Populists and nationalists are benefiting from the omissions and mistakes made by the defenders of liberal democracy. A particularly serious mistake was and is the fact that they are evading and even suppressing the question of the finality of the European unification process. The EU is a group of post-classical nation states. Post-classical nation states differ from older, classic, fully sovereign nation states in that they jointly exercise some of their sovereign rights and have transferred others to supranational institutions.

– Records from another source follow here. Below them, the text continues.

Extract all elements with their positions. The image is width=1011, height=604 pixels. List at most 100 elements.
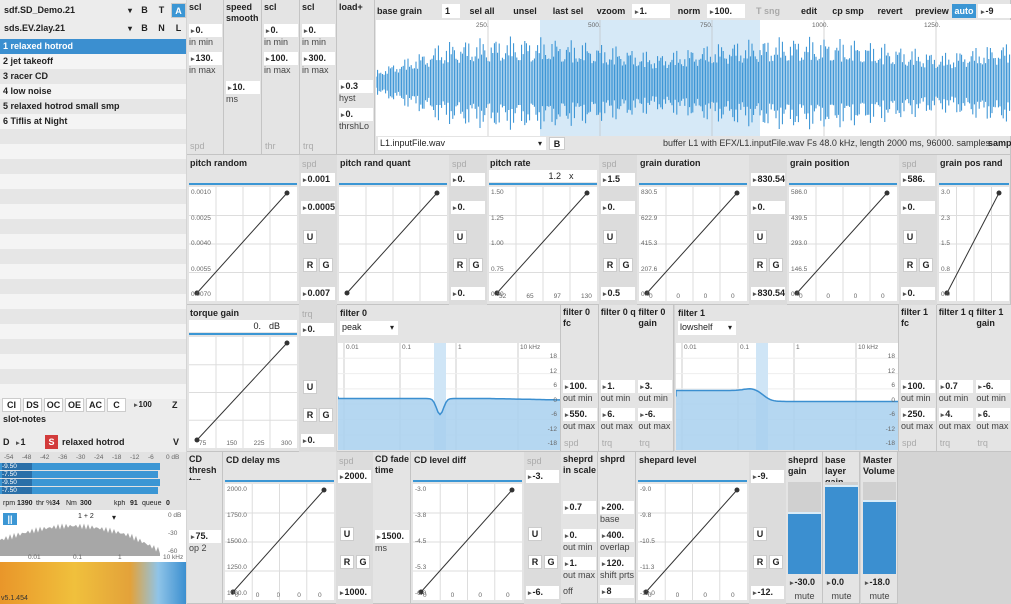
g-button[interactable]: G bbox=[544, 555, 558, 569]
r-button[interactable]: R bbox=[753, 258, 767, 272]
preset-item[interactable]: 3 racer CD bbox=[0, 69, 186, 84]
preset-item[interactable]: 5 relaxed hotrod small smp bbox=[0, 99, 186, 114]
value-field[interactable]: 10. bbox=[226, 81, 260, 94]
g-button[interactable]: G bbox=[769, 555, 783, 569]
slot-button[interactable]: DS bbox=[23, 398, 42, 412]
toolbar-item[interactable]: auto bbox=[952, 4, 976, 18]
filter-type-menu[interactable]: peak bbox=[340, 321, 398, 335]
value-field[interactable]: -12. bbox=[751, 586, 784, 599]
g-button[interactable]: G bbox=[769, 258, 783, 272]
preset-button[interactable]: B bbox=[137, 21, 152, 36]
slot-button[interactable]: C bbox=[107, 398, 126, 412]
value-field[interactable]: 0. bbox=[264, 24, 298, 37]
value-field[interactable]: 0. bbox=[451, 201, 485, 214]
value-field[interactable]: 0. bbox=[563, 529, 596, 542]
value-field[interactable]: 830.54 bbox=[751, 287, 785, 300]
value-field[interactable]: 0. bbox=[451, 287, 485, 300]
step-field[interactable]: 100 bbox=[134, 398, 170, 412]
mode-button[interactable]: D bbox=[3, 437, 10, 447]
value-field[interactable]: 0. bbox=[339, 108, 373, 121]
value-field[interactable]: 586. bbox=[901, 173, 935, 186]
value-field[interactable]: 1. bbox=[600, 380, 635, 393]
value-field[interactable]: 75. bbox=[189, 530, 221, 543]
value-field[interactable]: 4. bbox=[938, 408, 973, 421]
preset-button[interactable]: B bbox=[137, 3, 152, 18]
value-field[interactable]: 250. bbox=[901, 408, 935, 421]
g-button[interactable]: G bbox=[469, 258, 483, 272]
value-field[interactable]: 0. bbox=[301, 323, 334, 336]
value-field[interactable]: -6. bbox=[526, 586, 559, 599]
value-field[interactable]: 0.7 bbox=[563, 501, 596, 514]
slot-button[interactable]: CI bbox=[2, 398, 21, 412]
value-field[interactable]: 0. bbox=[301, 434, 334, 447]
solo-button[interactable]: S bbox=[45, 435, 58, 449]
preset-item[interactable]: 6 Tiflis at Night bbox=[0, 114, 186, 129]
value-field[interactable]: 1.5 bbox=[601, 173, 635, 186]
value-field[interactable]: 1000. bbox=[338, 586, 371, 599]
toolbar-item[interactable]: cp smp bbox=[832, 6, 864, 16]
preset-menu[interactable]: sds.EV.2lay.21 bbox=[2, 21, 136, 36]
value-field[interactable]: 8 bbox=[600, 585, 634, 598]
value-field[interactable]: 1500. bbox=[375, 530, 409, 543]
g-button[interactable]: G bbox=[319, 408, 333, 422]
g-button[interactable]: G bbox=[619, 258, 633, 272]
value-field[interactable]: 830.54 bbox=[751, 173, 785, 186]
value-field[interactable]: 400. bbox=[600, 529, 634, 542]
slot-button[interactable]: OE bbox=[65, 398, 84, 412]
preset-button[interactable]: T bbox=[154, 3, 169, 18]
value-field[interactable]: 0. bbox=[901, 287, 935, 300]
zoom-button[interactable]: Z bbox=[172, 400, 178, 410]
pause-button[interactable]: || bbox=[3, 513, 17, 525]
header-value[interactable]: 1.2 bbox=[548, 171, 561, 181]
value-field[interactable]: 0.5 bbox=[601, 287, 635, 300]
r-button[interactable]: R bbox=[303, 408, 317, 422]
value-field[interactable]: -6. bbox=[976, 380, 1011, 393]
value-field[interactable]: 0.0 bbox=[825, 576, 858, 589]
g-button[interactable]: G bbox=[356, 555, 370, 569]
value-field[interactable]: 2000. bbox=[338, 470, 371, 483]
preset-button[interactable]: A bbox=[171, 3, 186, 18]
value-field[interactable]: 0.001 bbox=[301, 173, 335, 186]
value-field[interactable]: 0. bbox=[189, 24, 222, 37]
preset-menu[interactable]: sdf.SD_Demo.21 bbox=[2, 3, 136, 18]
mute-button[interactable]: mute bbox=[869, 591, 890, 601]
r-button[interactable]: R bbox=[453, 258, 467, 272]
value-field[interactable]: 100. bbox=[264, 52, 298, 65]
value-field[interactable]: 0.3 bbox=[339, 80, 373, 93]
u-button[interactable]: U bbox=[453, 230, 467, 244]
value-field[interactable]: -3. bbox=[526, 470, 559, 483]
u-button[interactable]: U bbox=[753, 230, 767, 244]
value-field[interactable]: 0. bbox=[751, 201, 785, 214]
value-field[interactable]: 0. bbox=[302, 24, 335, 37]
view-button[interactable]: V bbox=[173, 437, 180, 447]
value-field[interactable]: 130. bbox=[189, 52, 222, 65]
value-field[interactable]: 200. bbox=[600, 501, 634, 514]
r-button[interactable]: R bbox=[903, 258, 917, 272]
g-button[interactable]: G bbox=[319, 258, 333, 272]
toolbar-item[interactable]: T sng bbox=[756, 6, 780, 16]
value-field[interactable]: 0.7 bbox=[938, 380, 973, 393]
header-value[interactable]: 0. bbox=[253, 321, 261, 331]
toolbar-item[interactable]: -9 bbox=[978, 4, 1011, 18]
slot-button[interactable]: AC bbox=[86, 398, 105, 412]
toolbar-item[interactable]: revert bbox=[877, 6, 903, 16]
channel-menu[interactable]: 1 + 2 bbox=[78, 513, 120, 524]
value-field[interactable]: 1. bbox=[563, 557, 596, 570]
buffer-button[interactable]: B bbox=[549, 137, 565, 150]
value-field[interactable]: 100. bbox=[563, 380, 597, 393]
mute-button[interactable]: mute bbox=[794, 591, 815, 601]
value-field[interactable]: -30.0 bbox=[788, 576, 821, 589]
preset-item[interactable]: 2 jet takeoff bbox=[0, 54, 186, 69]
toolbar-item[interactable]: unsel bbox=[513, 6, 537, 16]
value-field[interactable]: -6. bbox=[638, 408, 673, 421]
u-button[interactable]: U bbox=[528, 527, 542, 541]
toolbar-item[interactable]: edit bbox=[800, 6, 817, 16]
toolbar-item[interactable]: preview bbox=[915, 6, 949, 16]
value-field[interactable]: 550. bbox=[563, 408, 597, 421]
preset-item[interactable]: 4 low noise bbox=[0, 84, 186, 99]
u-button[interactable]: U bbox=[603, 230, 617, 244]
toolbar-item[interactable]: 1 bbox=[442, 4, 460, 18]
toolbar-item[interactable]: sel all bbox=[469, 6, 495, 16]
u-button[interactable]: U bbox=[303, 230, 317, 244]
value-field[interactable]: 0. bbox=[601, 201, 635, 214]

Those who say that it is necessary to dissolve the nation states into a United Europe overlook the fact that the overwhelming majority of Europeans would not even consider giving up their traditional nation state. Moreover, the nation state in Europe is still the safest haven for the rule of law, the welfare state, and democracy. In order to preserve and further develop these achievements, there is a need for ever closer cooperation between those European states that are committed to these values. This goal is more modest than that of a European federal state or a European republic. But it is more realistic and democratic than any supposedly europhile utopia.